Comic Strips
In 1929 Patterson began illustrating Sunday newspaper magazine cover series for the Hearst chain. Among the series was "Runaway Ruth" (1929) and "Wings of Love" (1929–30). Each series ran for several months, and Patterson produced these on a semi-regular basis until 1933.
Patterson returned to the newspaper fold in the 1940s. He collaborated with Carolyn Wells on several series for the American Weekly Hearst Sunday magazine, all featuring the character Flossy Frills. From 1942-46 he produced a Sunday and daily panel cartoon series for Hearst's King Features Syndicate titled "Pin-Up Girls".
In 1951, Patterson created the cartoon Mamie, a Sunday page for United Feature Syndicate. Mamie was part of a revival of the glamorous "dumb blonde" in comics, in the movies and on the stage. The strip's beautiful lead was lovingly rendered, as was the New York City setting. Patterson added a panel of paper dolls to many of these Sunday comics. Maurice Horn called Mamiean "elegantly drawn, exquisitely composed page", but with "thin" humor, "a flapper strip that had somehow wandered into the wrong decade." Still, it ran until 1956 on the strength of Patterson's art and fashion-sense.
During the 1960s, arthritis began to limit his ability to draw. Patterson began mentoring younger artists as a faculty member of the National Institute of Art and Design.
Russell Patterson
Russell Patterson (December 26, 1893 – March 17, 1977) was a celebrated and prolific American cartoonist, illustrator and scenic designer. Patterson’s art deco magazine illustrations helped promote the idea of the 1920s and 1930s fashion style known as the flapper.
Patterson was born in Omaha, Nebraska. Although he claimed he knew at age 17 that he wanted to be a magazine cover artist, he took a circuitous route to his ultimate success in that field. His family left his hometown of Omaha and settled in Montreal when he was still a boy. He studied architecture briefly at college, then became an undistinguished cartoonist for some newspapers in Montreal, contributing Pierre et Pierrette to La Patrie. Rejected by the Canadian army at the start of World War I, he moved to Chicago to become a catalog illustrator.
A trip to Paris gave him the opportunity to paint and attend life-drawing classes. However, it also left him in debt, and so he reluctantly returned to the dull work of advertising art in Chicago.

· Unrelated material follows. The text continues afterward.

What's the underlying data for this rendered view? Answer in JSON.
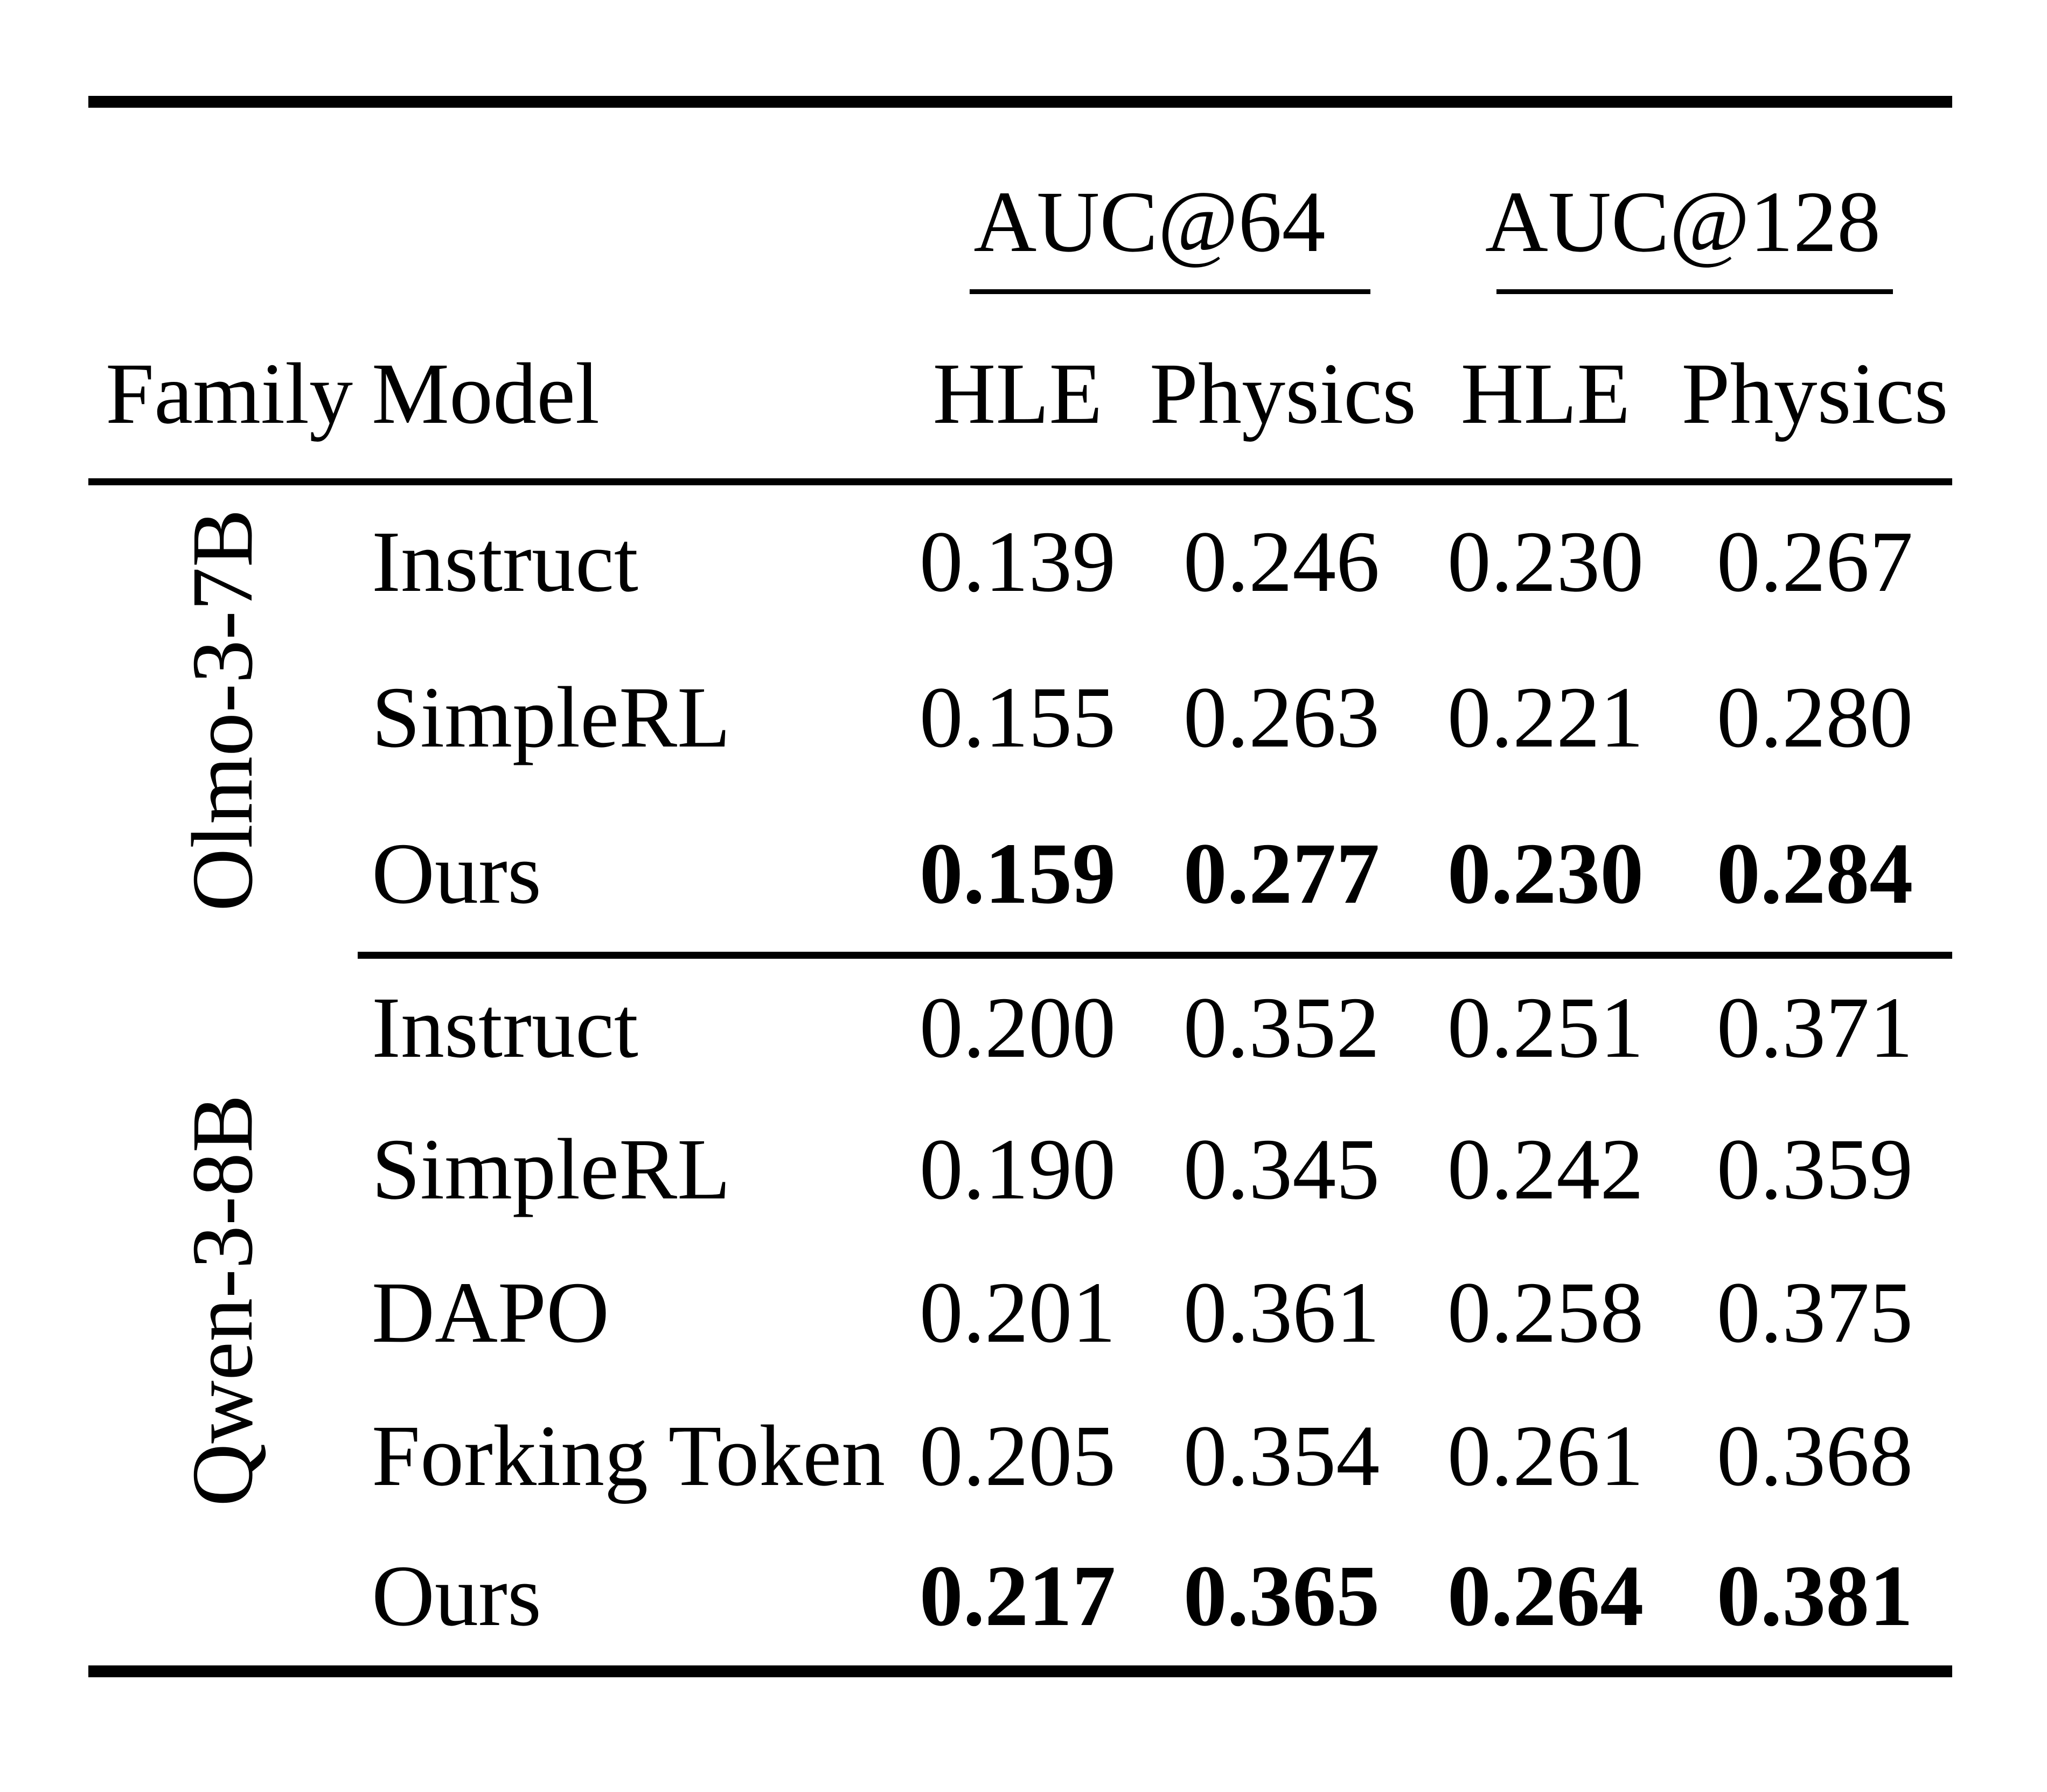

From 1916 to 1919, he intermittently attended the Art Institute of Chicago. From 1922 to 1925, Patterson, as Charles N. Landon had done before, distributed a mail-order art instruction course. Consisting of 20 lessons, it was called "The Last Word in Humorous Illustrations" (despite the finality of that title, he also later contributed to the instruction books of the Art Instruction Schools).
In 1924, Patterson made an attempt to carve out a living as a fine artist. Traveling to the Southwest with his paintings, however, he found the art galleries indifferent to his work.